V. Conclusion and Recommendations

Plaintiff's complaint appears to state a cause of action pursuant to 42 U.S.C. § 1983 as to Defendants Williams, Irving, Wilkin and Finley and the Fresno Police Department, but fails to state a claim against Defendant Beer. Plaintiff was provided with the opportunity to either amend or proceed only on his cognizable claims, and has opted to proceed on the cognizable claims. Accordingly, it is HEREBY RECOMMENDED that:

1. This action proceed only against defendants Williams, Irving, Wilkin, Finley and the Fresno Police Department; and

2. Defendant Beer be dismissed from this action based on Plaintiff's failure to state any claims against him.

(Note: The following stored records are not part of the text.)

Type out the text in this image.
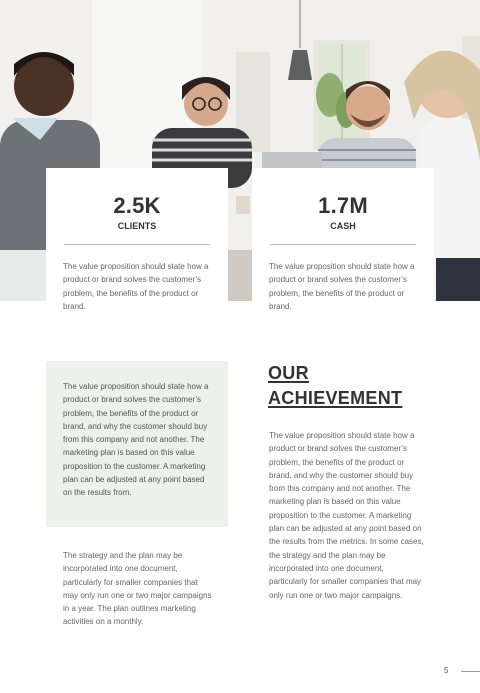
2.5K
CLIENTS
1.7M
CASH
The value proposition should state how a product or brand solves the customer’s problem, the benefits of the product or brand.
The value proposition should state how a product or brand solves the customer’s problem, the benefits of the product or brand.
The value proposition should state how a product or brand solves the customer’s problem, the benefits of the product or brand, and why the customer should buy from this company and not another. The marketing plan is based on this value proposition to the customer. A marketing plan can be adjusted at any point based on the results from.
The strategy and the plan may be incorporated into one document, particularly for smaller companies that may only run one or two major campaigns in a year. The plan outlines marketing activities on a monthly.
OUR
ACHIEVEMENT
The value proposition should state how a product or brand solves the customer’s problem, the benefits of the product or brand, and why the customer should buy from this company and not another. The marketing plan is based on this value proposition to the customer. A marketing plan can be adjusted at any point based on the results from the metrics. In some cases, the strategy and the plan may be incorporated into one document, particularly for smaller companies that may only run one or two major campaigns.
5
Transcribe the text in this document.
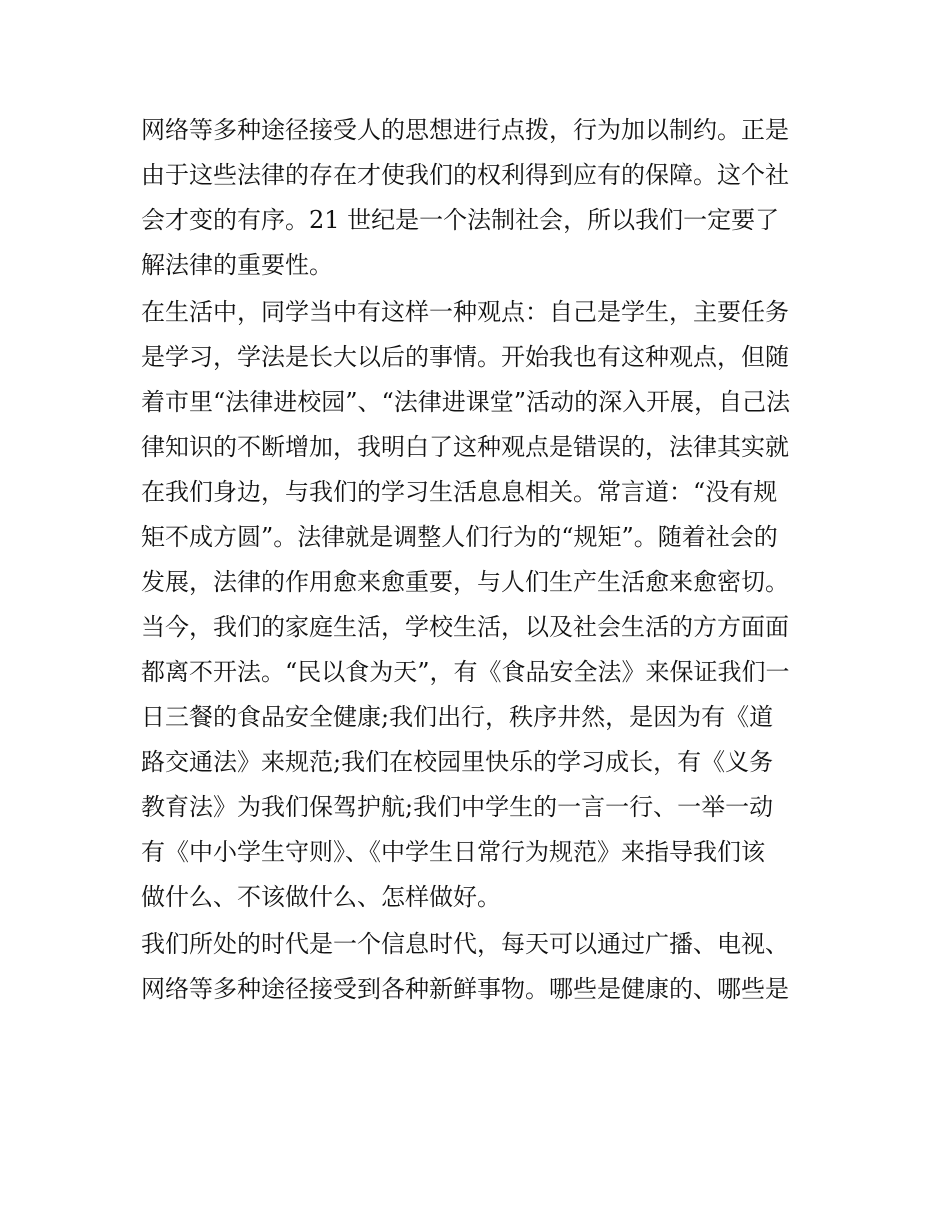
网络等多种途径接受人的思想进行点拨，行为加以制约。正是
由于这些法律的存在才使我们的权利得到应有的保障。这个社
会才变的有序。21 世纪是一个法制社会，所以我们一定要了
解法律的重要性。
在生活中，同学当中有这样一种观点：自己是学生，主要任务
是学习，学法是长大以后的事情。开始我也有这种观点，但随
着市里“法律进校园”、“法律进课堂”活动的深入开展，自己法
律知识的不断增加，我明白了这种观点是错误的，法律其实就
在我们身边，与我们的学习生活息息相关。常言道：“没有规
矩不成方圆”。法律就是调整人们行为的“规矩”。随着社会的
发展，法律的作用愈来愈重要，与人们生产生活愈来愈密切。
当今，我们的家庭生活，学校生活，以及社会生活的方方面面
都离不开法。“民以食为天”，有《食品安全法》来保证我们一
日三餐的食品安全健康;我们出行，秩序井然，是因为有《道
路交通法》来规范;我们在校园里快乐的学习成长，有《义务
教育法》为我们保驾护航;我们中学生的一言一行、一举一动
有《中小学生守则》、《中学生日常行为规范》来指导我们该
做什么、不该做什么、怎样做好。
我们所处的时代是一个信息时代，每天可以通过广播、电视、
网络等多种途径接受到各种新鲜事物。哪些是健康的、哪些是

These Findings and Recommendations are submitted to the Honorable Anthony W. Ishii pursuant to the provisions of Title 28 U.S.C. § 636(b)(l). Within thirty (30) days after being served with these Findings and Recommendations, Plaintiff may file written objections with the Court. Such a document should be captioned "Objections to Magistrate Judge's Findings and Recommendations." Plaintiff is advised that failure to file objections within the specified time may waive the right to appeal the District Court's order. Martinez v. Ylst, 951 F.2d 1153 (9th Cir. 1991).